The Big 12 Conference has less than two weeks to find the biggest red carpet it can roll out for the Nebraska football team when it arrives in Texas for the league’s championship game.
Such VIP treatment should be bestowed upon the Huskers for supplying the league the only marquee matchup possible, as well as the one that stands to give it the best chance for a game that holds some intrigue.
In case you’ve forgotten the last five forgettable Big 12 Championship Game outcomes, the numbers won’t leave you thinking Nebraska has much of a chance against unbeaten and third-ranked Texas in Cowboys Stadium on Dec. 5.
Last year, Oklahoma smoked Missouri 62-21 in a rematch of a 2007 game the Sooners won 38-17.
The year before that, in sub-freezing conditions, OU was never in trouble during a 21-7 win against Nebraska.
In 2005, Gary Barnett got fired at Colorado after his Buffaloes lost to Texas 70-3. And Barnett’s 2004 club didn’t have any better luck against Oklahoma, losing that championship 42-3.
So should Nebraska feel in awe of these Longhorns? It’d be hard not to. Mack Brown’s latest squad wins with every bit the style that his 2005 national champion team did.
But does that mean the Huskers are headed down the same dead-end road as the last five North Division champions?
Depends on which bunch shows up.
If there’s one thing Bo Pelini has seemed to master in two seasons, it’s the art of producing strong late-season runs.
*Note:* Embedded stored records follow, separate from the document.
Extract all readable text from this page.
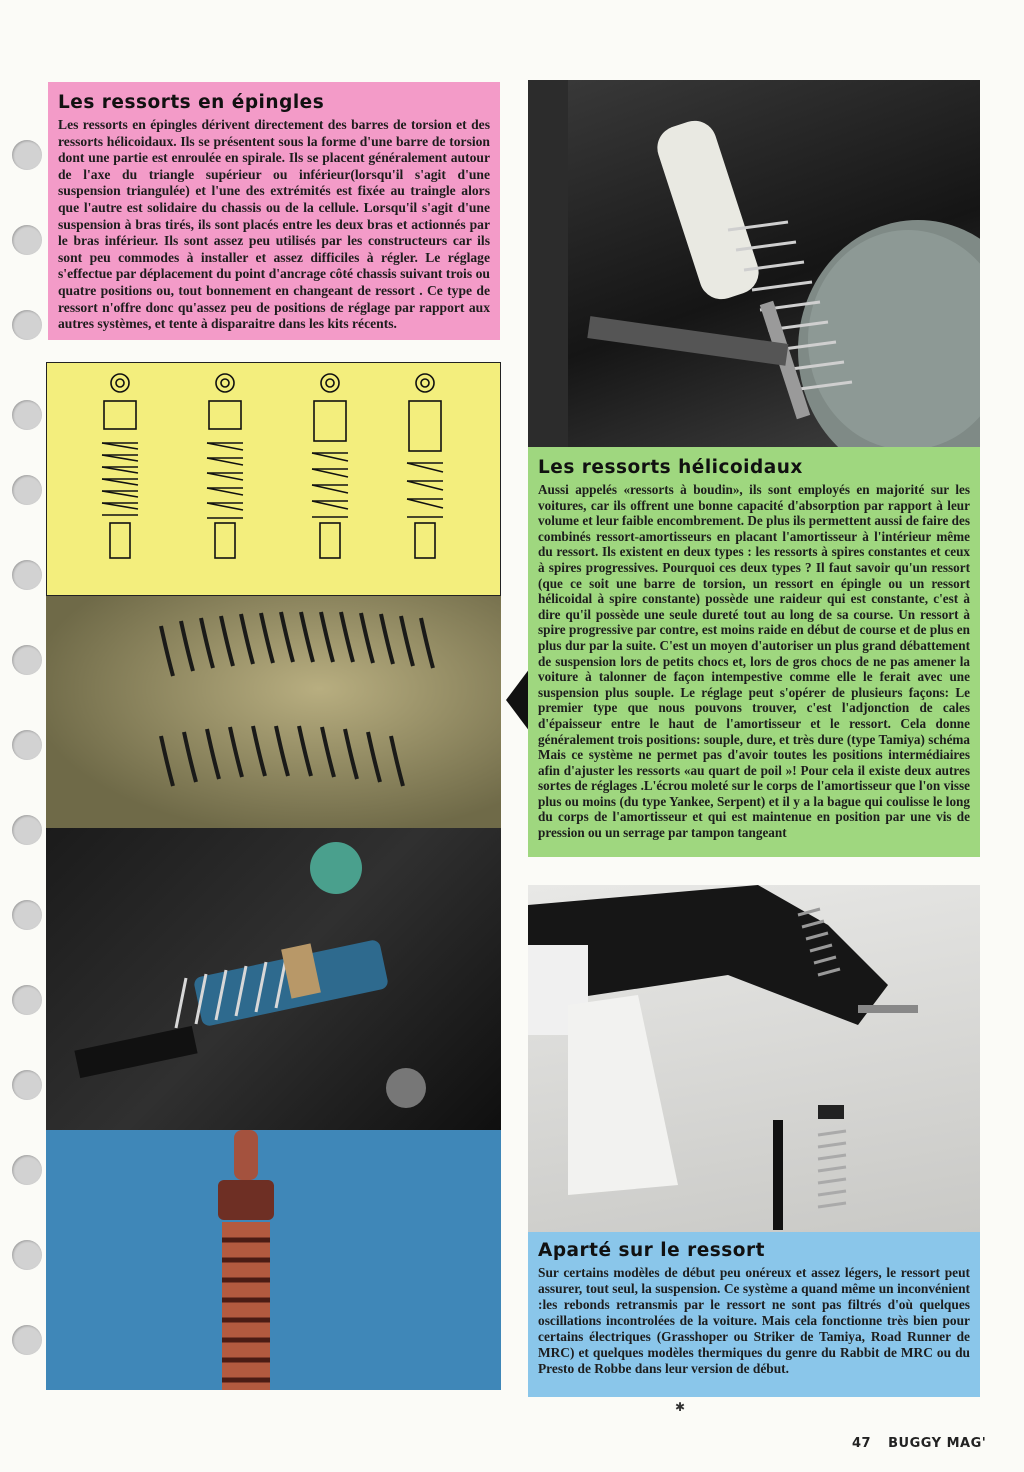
Les ressorts en épingles

Les ressorts en épingles dérivent directement des barres de torsion et des ressorts hélicoidaux. Ils se présentent sous la forme d'une barre de torsion dont une partie est enroulée en spirale. Ils se placent généralement autour de l'axe du triangle supérieur ou inférieur(lorsqu'il s'agit d'une suspension triangulée) et l'une des extrémités est fixée au traingle alors que l'autre est solidaire du chassis ou de la cellule. Lorsqu'il s'agit d'une suspension à bras tirés, ils sont placés entre les deux bras et actionnés par le bras inférieur. Ils sont assez peu utilisés par les constructeurs car ils sont peu commodes à installer et assez difficiles à régler. Le réglage s'effectue par déplacement du point d'ancrage côté chassis suivant trois ou quatre positions ou, tout bonnement en changeant de ressort . Ce type de ressort n'offre donc qu'assez peu de positions de réglage par rapport aux autres systèmes, et tente à disparaitre dans les kits récents.

Les ressorts hélicoidaux

Aussi appelés «ressorts à boudin», ils sont employés en majorité sur les voitures, car ils offrent une bonne capacité d'absorption par rapport à leur volume et leur faible encombrement. De plus ils permettent aussi de faire des combinés ressort-amortisseurs en placant l'amortisseur à l'intérieur même du ressort. Ils existent en deux types : les ressorts à spires constantes et ceux à spires progressives. Pourquoi ces deux types ? Il faut savoir qu'un ressort (que ce soit une barre de torsion, un ressort en épingle ou un ressort hélicoidal à spire constante) possède une raideur qui est constante, c'est à dire qu'il possède une seule dureté tout au long de sa course. Un ressort à spire progressive par contre, est moins raide en début de course et de plus en plus dur par la suite. C'est un moyen d'autoriser un plus grand débattement de suspension lors de petits chocs et, lors de gros chocs de ne pas amener la voiture à talonner de façon intempestive comme elle le ferait avec une suspension plus souple. Le réglage peut s'opérer de plusieurs façons: Le premier type que nous pouvons trouver, c'est l'adjonction de cales d'épaisseur entre le haut de l'amortisseur et le ressort. Cela donne généralement trois positions: souple, dure, et très dure (type Tamiya) schéma Mais ce système ne permet pas d'avoir toutes les positions intermédiaires afin d'ajuster les ressorts «au quart de poil »! Pour cela il existe deux autres sortes de réglages .L'écrou moleté sur le corps de l'amortisseur que l'on visse plus ou moins (du type Yankee, Serpent) et il y a la bague qui coulisse le long du corps de l'amortisseur et qui est maintenue en position par une vis de pression ou un serrage par tampon tangeant

Aparté sur le ressort

Sur certains modèles de début peu onéreux et assez légers, le ressort peut assurer, tout seul, la suspension. Ce système a quand même un inconvénient :les rebonds retransmis par le ressort ne sont pas filtrés d'où quelques oscillations incontrolées de la voiture. Mais cela fonctionne très bien pour certains électriques (Grasshoper ou Striker de Tamiya, Road Runner de MRC) et quelques modèles thermiques du genre du Rabbit de MRC ou du Presto de Robbe dans leur version de début.

✱
47 BUGGY MAG'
Saturday’s 17-3 win against Kansas State made NU 8-1 under Pelini in games played in November or later.
The win against the Wildcats was the Huskers’ fourth straight since an embarrassing home loss to Iowa State.
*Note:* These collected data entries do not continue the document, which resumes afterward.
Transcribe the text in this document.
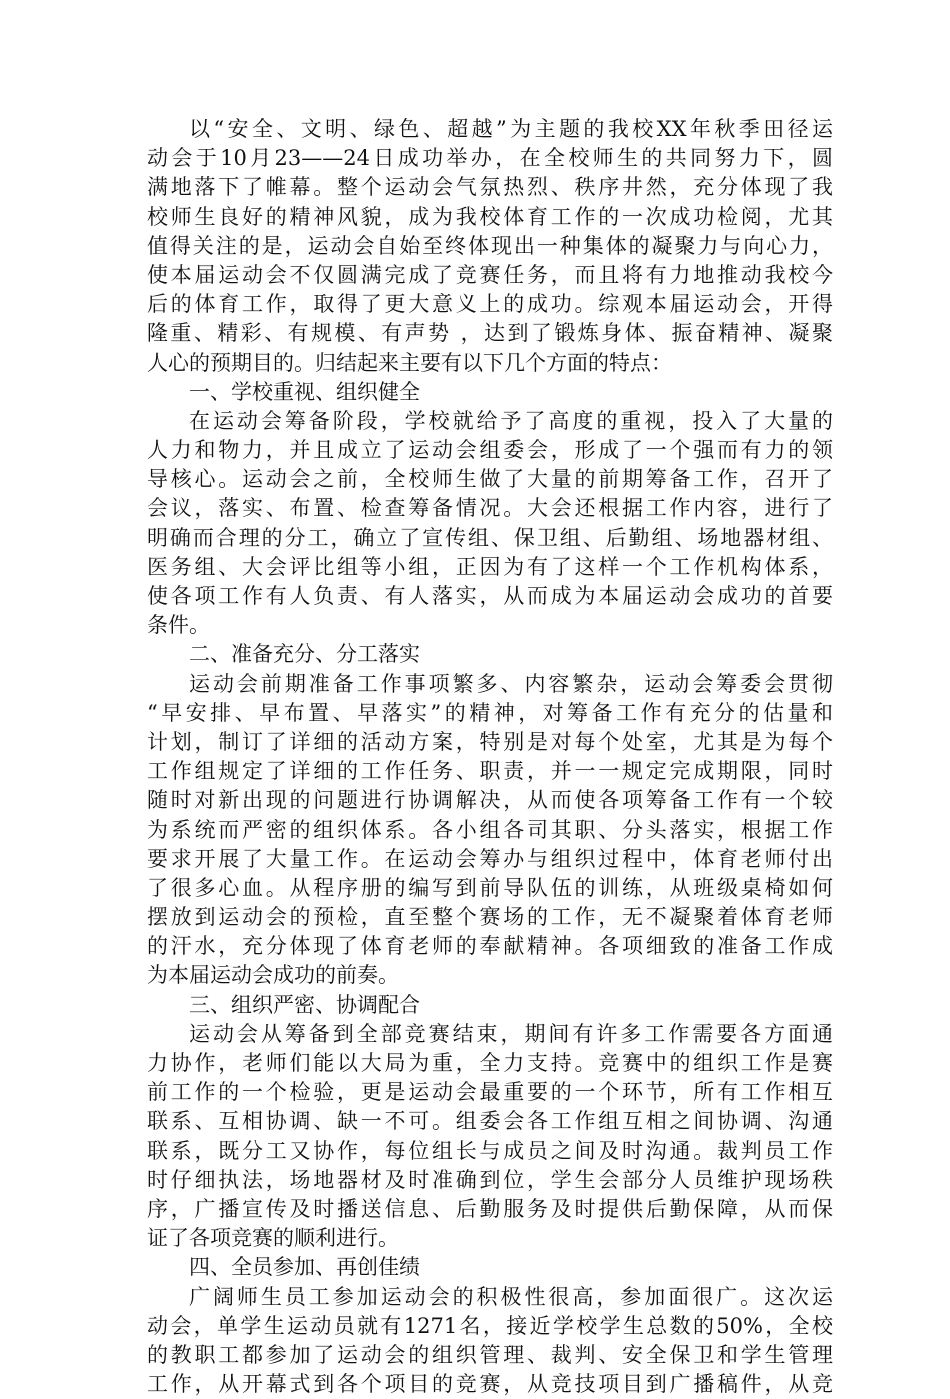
以“安全、文明、绿色、超越”为主题的我校XX年秋季田径运
动会于10月23——24日成功举办，在全校师生的共同努力下，圆
满地落下了帷幕。整个运动会气氛热烈、秩序井然，充分体现了我
校师生良好的精神风貌，成为我校体育工作的一次成功检阅，尤其
值得关注的是，运动会自始至终体现出一种集体的凝聚力与向心力，
使本届运动会不仅圆满完成了竞赛任务，而且将有力地推动我校今
后的体育工作，取得了更大意义上的成功。综观本届运动会，开得
隆重、精彩、有规模、有声势 ，达到了锻炼身体、振奋精神、凝聚
人心的预期目的。归结起来主要有以下几个方面的特点：
一、学校重视、组织健全
在运动会筹备阶段，学校就给予了高度的重视，投入了大量的
人力和物力，并且成立了运动会组委会，形成了一个强而有力的领
导核心。运动会之前，全校师生做了大量的前期筹备工作，召开了
会议，落实、布置、检查筹备情况。大会还根据工作内容，进行了
明确而合理的分工，确立了宣传组、保卫组、后勤组、场地器材组、
医务组、大会评比组等小组，正因为有了这样一个工作机构体系，
使各项工作有人负责、有人落实，从而成为本届运动会成功的首要
条件。
二、准备充分、分工落实
运动会前期准备工作事项繁多、内容繁杂，运动会筹委会贯彻
“早安排、早布置、早落实”的精神，对筹备工作有充分的估量和
计划，制订了详细的活动方案，特别是对每个处室，尤其是为每个
工作组规定了详细的工作任务、职责，并一一规定完成期限，同时
随时对新出现的问题进行协调解决，从而使各项筹备工作有一个较
为系统而严密的组织体系。各小组各司其职、分头落实，根据工作
要求开展了大量工作。在运动会筹办与组织过程中，体育老师付出
了很多心血。从程序册的编写到前导队伍的训练，从班级桌椅如何
摆放到运动会的预检，直至整个赛场的工作，无不凝聚着体育老师
的汗水，充分体现了体育老师的奉献精神。各项细致的准备工作成
为本届运动会成功的前奏。
三、组织严密、协调配合
运动会从筹备到全部竞赛结束，期间有许多工作需要各方面通
力协作，老师们能以大局为重，全力支持。竞赛中的组织工作是赛
前工作的一个检验，更是运动会最重要的一个环节，所有工作相互
联系、互相协调、缺一不可。组委会各工作组互相之间协调、沟通
联系，既分工又协作，每位组长与成员之间及时沟通。裁判员工作
时仔细执法，场地器材及时准确到位，学生会部分人员维护现场秩
序，广播宣传及时播送信息、后勤服务及时提供后勤保障，从而保
证了各项竞赛的顺利进行。
四、全员参加、再创佳绩
广阔师生员工参加运动会的积极性很高，参加面很广。这次运
动会，单学生运动员就有1271名，接近学校学生总数的50%，全校
的教职工都参加了运动会的组织管理、裁判、安全保卫和学生管理
工作，从开幕式到各个项目的竞赛，从竞技项目到广播稿件，从竞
But in that span, with the exception of a marvelous defensive performance against a depleted Oklahoma team, Nebraska has been unable to apply a chokehold.
Good thing they seem to welcome that kind of pressure, because they’ll see plenty of it from the Longhorns.
Texas doesn’t have a running back who possesses the kind of strength and speed that Kansas State’s Daniel Thomas displayed in Memorial Stadium. But at just about every other position, the Longhorns have better athletes.
Texas, which rocked Kansas 51-20 Saturday to wrap up the South, has scored fewer than 34 points only once this season. If Nebraska can’t mount an effective pass rush on Colt McCoy, the senior quarterback, as true a ‘gamer’ as you’ll find, will cut up NU. McCoy, with more wins than any other quarterback in major college history, will finish as one of the most accurate passers.
It’s on the other side of the ball, though, where the Longhorns really are special. Austin American-Statesman columnist Kirk Bohls has been following Texas longer than anyone I know, and so when he states that the defense starts as many as nine potential NFL Draft picks, you take him at his word.
It’d be hard to find a better linebacker than Sergio Kindle, but he might not even be the best player on a unit that’s given up more than 20 points only once this season.
And, yet, if you look at Texas’ game against Oklahoma — a 16-13, to-the-wire battle — you start thinking Nebraska might have a chance. The Huskers, after all, have given up 17 or fewer points in 10 of 11 games.
So, no, it’s not a total reach to think NU can win a close, low-scoring game deep in the heart of Texas. The greatest challenge will be to keep it low-scoring.